The second company I looked at seems to have only three WordPress templates to choose from. Other companies offer tons, so this is a little weird. Their pricing starts at $1,500, and every additional book you want to put on the site is going to set you back an extra $250. Nope, not gonna hire you guys.
The third one looks better. I’m going to email them and ask a few questions. I have some specific requirements. Later I might want to upload a PDF, a teaser containing the first couple of chapters of a new book. I need to be able to upload it and also link to the upload, and I don’t want to have to pay some technician $75 per hour to do it. Also, if I’m going to transfer my domain name to a new server, I need a few gigabytes of file space in a public folder called /music. This is a make-or-break requirement for me.
If you’re an indie author, the thing to be wary of is that there are lots and lots of people who would love to take your money. They’re monetizing your dreams of success. Whether you succeed or tank, they don’t care — you already paid them. Some of them make vague promises, confident that authors will nod like bobble-heads and not know what’s up with that. Some of them mean well, and some are just out to con you. It’s up to you to be vigilant. Ask lots of questions. Assume the worst.
I found a guy who offers to create your website (from a template) and then show you how to manage it. His price is $500. That sounds much better than the competition, which will rake you over the coals for as much as $2,500. But essentially he’s offering a one-hour Skype lesson for $500. That’s not really such a good deal, is it?
Somewhere along the line someone mentioned Divi, which I had tried out last year, just to see what they were up to.

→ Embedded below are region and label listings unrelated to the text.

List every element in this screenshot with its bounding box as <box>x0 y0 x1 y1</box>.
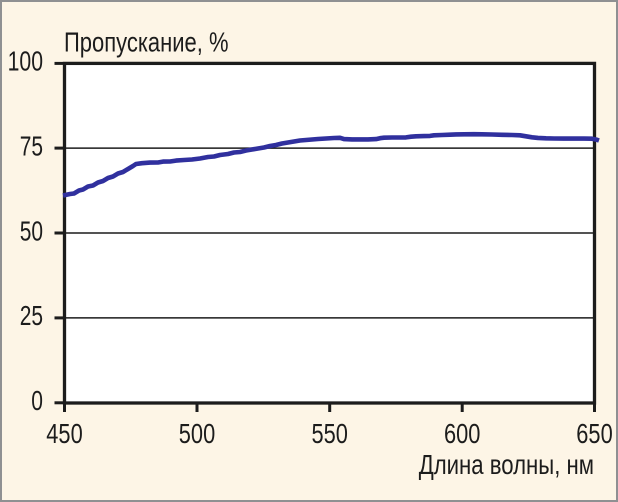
svg-text:450: 450 <box>46 418 82 449</box>
svg-text:500: 500 <box>179 418 215 449</box>
svg-text:50: 50 <box>20 215 43 246</box>
svg-text:75: 75 <box>20 131 43 162</box>
svg-text:600: 600 <box>444 418 480 449</box>
svg-text:100: 100 <box>8 45 43 76</box>
svg-text:Длина волны, нм: Длина волны, нм <box>419 449 594 480</box>
svg-text:0: 0 <box>31 385 43 416</box>
svg-text:Пропускание, %: Пропускание, % <box>64 26 229 57</box>
svg-text:25: 25 <box>20 300 43 331</box>
svg-text:650: 650 <box>576 418 612 449</box>
svg-text:550: 550 <box>312 418 348 449</box>
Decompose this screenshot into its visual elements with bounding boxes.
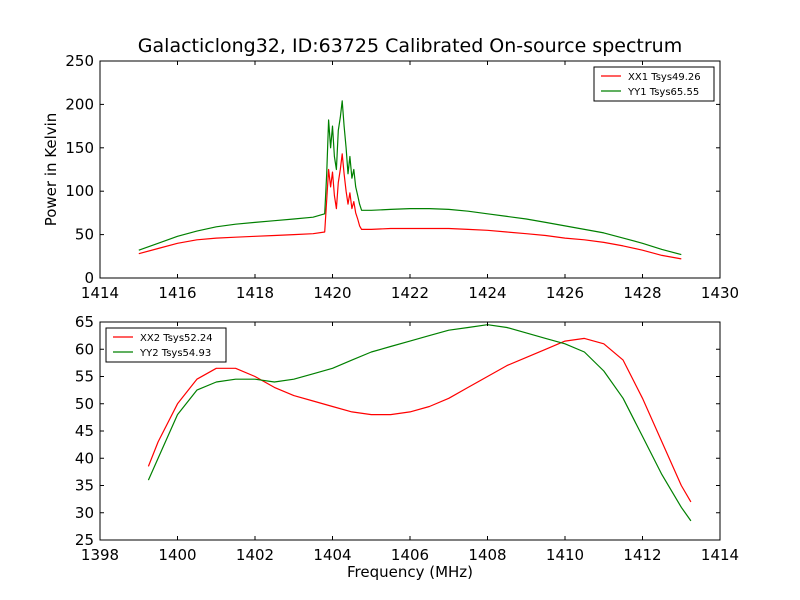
x-tick-label: 1426 [546,284,584,302]
x-tick-label: 1428 [623,284,661,302]
series-line-1-1 [138,153,682,260]
x-axis-label: Frequency (MHz) [347,563,473,581]
x-tick-label: 1430 [701,284,739,302]
y-tick-label: 200 [65,95,94,113]
series-line-2-2 [147,324,692,522]
series-line-1-2 [138,100,682,256]
x-tick-label: 1408 [468,546,506,564]
series-line-2-1 [147,337,692,503]
legend-2: XX2 Tsys52.24 YY2 Tsys54.93 [105,327,227,363]
y-tick-label: 45 [75,422,94,440]
x-tick-label: 1400 [158,546,196,564]
x-tick-label: 1422 [391,284,429,302]
x-tick-label: 1418 [236,284,274,302]
x-tick-label: 1404 [313,546,351,564]
legend-box [593,66,715,102]
x-tick-label: 1414 [701,546,739,564]
x-tick-label: 1406 [391,546,429,564]
y-tick-label: 150 [65,139,94,157]
y-tick-label: 100 [65,182,94,200]
legend-box [105,327,227,363]
y-tick-label: 65 [75,313,94,331]
plot-1: 1414 1416 1418 1420 1422 1424 1426 1428 1430 0 50 1… [42,52,739,302]
x-tick-label: 1412 [623,546,661,564]
figure-title: Galacticlong32, ID:63725 Calibrated On-s… [138,35,682,57]
legend-label: YY2 Tsys54.93 [139,348,211,359]
x-tick-label: 1424 [468,284,506,302]
legend-label: XX2 Tsys52.24 [140,333,213,344]
legend-label: YY1 Tsys65.55 [627,87,699,98]
y-tick-label: 25 [75,531,94,549]
x-tick-label: 1410 [546,546,584,564]
y-tick-label: 40 [75,449,94,467]
y-tick-label: 30 [75,504,94,522]
y-tick-label: 50 [75,226,94,244]
y-tick-label: 0 [84,269,94,287]
y-tick-label: 250 [65,52,94,70]
x-tick-label: 1402 [236,546,274,564]
y-tick-label: 35 [75,477,94,495]
legend-label: XX1 Tsys49.26 [628,72,701,83]
x-tick-label: 1398 [81,546,119,564]
chart-layer: 1414 1416 1418 1420 1422 1424 1426 1428 14300501… [42,52,739,581]
plot-2: 1398 1400 1402 1404 1406 1408 1410 1412 1414 25 30… [75,313,739,581]
y-tick-label: 55 [75,368,94,386]
legend-1: XX1 Tsys49.26 YY1 Tsys65.55 [593,66,715,102]
x-tick-label: 1416 [158,284,196,302]
y-tick-label: 50 [75,395,94,413]
x-tick-label: 1420 [313,284,351,302]
x-tick-label: 1414 [81,284,119,302]
y-tick-label: 60 [75,340,94,358]
y-axis-label: Power in Kelvin [42,113,60,227]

It’s a very slick, user-friendly design engine, and it’s $250. That’s more my style. I would need a web host company that was compatible with the Divi WordPress setup, and the online chat person at Divi recommended four hosts, including Dreamhost. So I had a look at Dreamhost. Their monthly fee for hosting is $8 (currently I pay $7) — and they apparently have a free template-based site design setup. Doubtless it’s not as slick as Divi, but do I need $250 worth of slick?
My next stop is to ask some questions of a Dreamhost person. Maybe I won’t have to take out a home loan after all.